На конференции DEF CON в Лас-Вегасе специалисты компании Eclypsium рассказали о том, что сумели обнаружить уязвимости более чем в 40 драйверах от 20 производителей устройств. Ошибки в коде можно использовать для атак с повышением привилегий в системе. Все эти драйверы сумели ранее получить сертификаты Microsoft.

В число компаний входят крупные производители BIOS и производители аппаратных компонентов вроде Asus, Huawei, Intel, Nvidia и Toshiba. Уязвимые драйверы предназначаются для всех версий Windows и у них могут быть миллионы пользователей.

Через такие уязвимости вредоносные приложения с правами пользователя могут получить доступ к ядру системы, а вместе с тем и к аппаратным компонентам. Вредоносный код может быть установлен прямо в прошивку устройства, после чего переустановка операционной системы не позволит избавиться от опасности.

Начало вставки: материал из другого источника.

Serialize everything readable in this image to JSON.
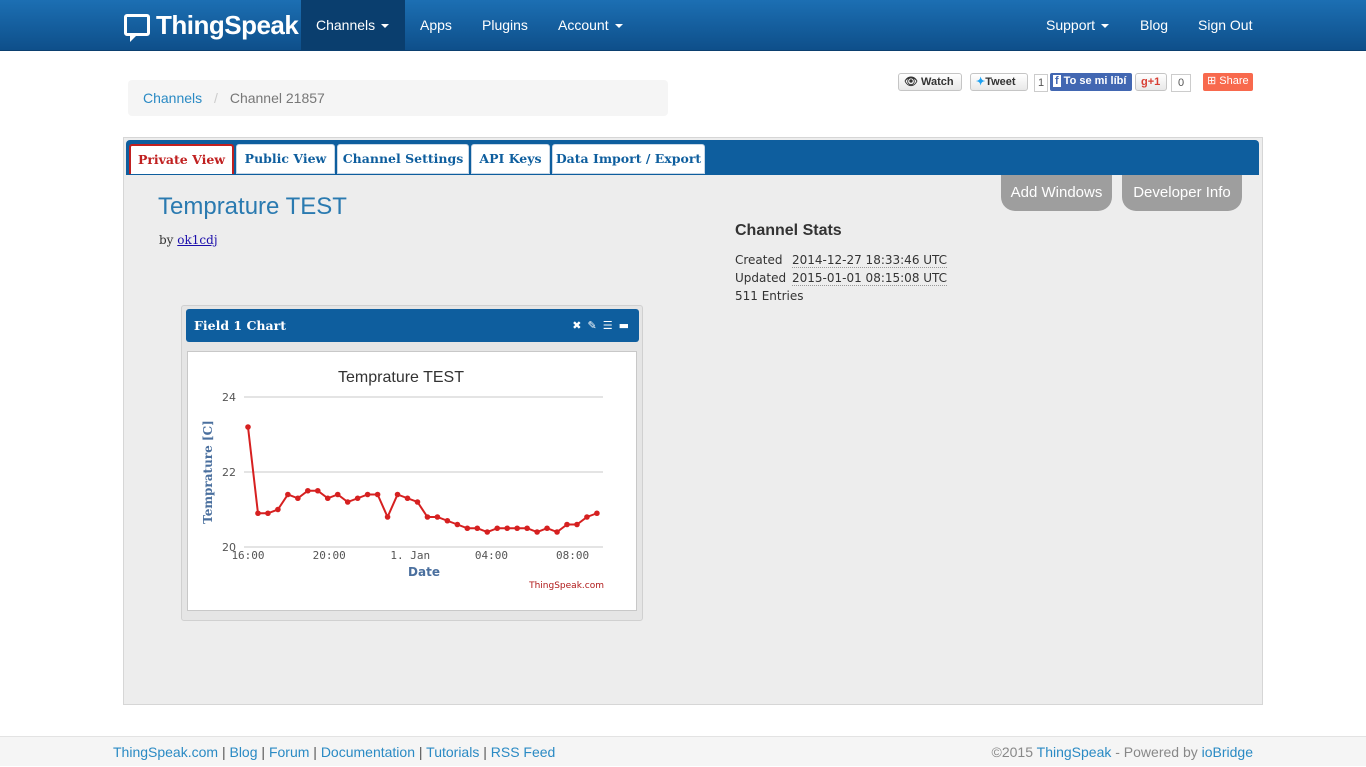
{
  "nav": {
    "brand": "ThingSpeak",
    "left": [
      "Channels",
      "Apps",
      "Plugins",
      "Account"
    ],
    "right": [
      "Support",
      "Blog",
      "Sign Out"
    ]
  },
  "breadcrumb": {
    "root": "Channels",
    "current": "Channel 21857"
  },
  "social": {
    "watch": "Watch",
    "tweet": "Tweet",
    "tweet_count": "1",
    "facebook": "To se mi líbí",
    "gplus": "+1",
    "gplus_count": "0",
    "share": "Share"
  },
  "tabs": [
    "Private View",
    "Public View",
    "Channel Settings",
    "API Keys",
    "Data Import / Export"
  ],
  "buttons": {
    "add_windows": "Add Windows",
    "developer_info": "Developer Info"
  },
  "channel": {
    "title": "Temprature TEST",
    "by_label": "by",
    "author": "ok1cdj"
  },
  "stats": {
    "heading": "Channel Stats",
    "created_label": "Created",
    "created": "2014-12-27 18:33:46 UTC",
    "updated_label": "Updated",
    "updated": "2015-01-01 08:15:08 UTC",
    "entries": "511 Entries"
  },
  "chart_window": {
    "title": "Field 1 Chart",
    "icons": [
      "close-icon",
      "edit-icon",
      "comment-icon",
      "minimize-icon"
    ]
  },
  "chart_data": {
    "type": "line",
    "title": "Temprature TEST",
    "xlabel": "Date",
    "ylabel": "Temprature [C]",
    "credit": "ThingSpeak.com",
    "ylim": [
      20,
      24
    ],
    "yticks": [
      20,
      22,
      24
    ],
    "xticks": [
      {
        "label": "16:00",
        "hours": 0
      },
      {
        "label": "20:00",
        "hours": 4
      },
      {
        "label": "1. Jan",
        "hours": 8
      },
      {
        "label": "04:00",
        "hours": 12
      },
      {
        "label": "08:00",
        "hours": 16
      }
    ],
    "x_range_hours": [
      0,
      17.5
    ],
    "line_color": "#d62020",
    "x_hours": [
      0,
      0.4,
      0.8,
      1.2,
      1.6,
      2.0,
      2.4,
      2.8,
      3.2,
      3.6,
      4.0,
      4.4,
      4.8,
      5.2,
      5.6,
      6.0,
      6.4,
      6.8,
      7.2,
      7.6,
      8.0,
      8.4,
      8.8,
      9.2,
      9.6,
      10.0,
      10.4,
      10.8,
      11.2,
      11.6,
      12.0,
      12.4,
      12.8,
      13.2,
      13.6,
      14.0,
      14.4,
      14.8,
      15.2,
      15.6,
      16.0,
      16.4,
      16.8,
      17.2
    ],
    "values": [
      23.2,
      20.9,
      20.9,
      21.0,
      21.4,
      21.3,
      21.5,
      21.5,
      21.3,
      21.4,
      21.2,
      21.3,
      21.4,
      21.4,
      20.8,
      21.4,
      21.3,
      21.2,
      20.8,
      20.8,
      20.7,
      20.6,
      20.5,
      20.5,
      20.4,
      20.5,
      20.5,
      20.5,
      20.5,
      20.4,
      20.5,
      20.4,
      20.6,
      20.6,
      20.8,
      20.9
    ]
  },
  "footer": {
    "links": [
      "ThingSpeak.com",
      "Blog",
      "Forum",
      "Documentation",
      "Tutorials",
      "RSS Feed"
    ],
    "copyright": "©2015",
    "brand_link": "ThingSpeak",
    "powered": "- Powered by",
    "powered_link": "ioBridge"
  }
}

Если уязвимый драйвер уже есть в системе, вредоносной программе требуется только найти его для получения повышенных прав. Если драйвера нет, вредоносная программа может принести его с собой. Правда, тогда для установки потребуется разрешение администратора.

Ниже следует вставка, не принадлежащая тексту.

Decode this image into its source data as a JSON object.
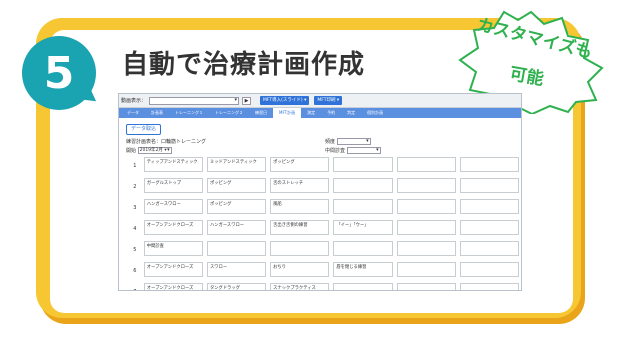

Microsoft задействует HVCI (Hypervisor-enforced Code Integrity), чтобы поместить указанные исследователями драйверы в чёрный список. Однако, данная функциональность доступна только на процессорах Intel 7-го поколения и новее. В остальных случаях эти драйверы потребуется удалять вручную, как и на современных процессорах Intel с отключенным HCVI.

Сама Microsoft говорит, что для использования уязвимых драйверов хакеры уже должны получить доступ к компьютеру. Однако, при этом у них уже и без того может быть доступ к ядру системы.

Для защиты от плохих драйверов Microsoft рекомендует использовать Windows Defender Application Control. Также компания говорит о необходимости включать защиту целостности памяти в Windows Security.

Список уже обновивших свои драйверы производителей указан в блоге Eclypsium.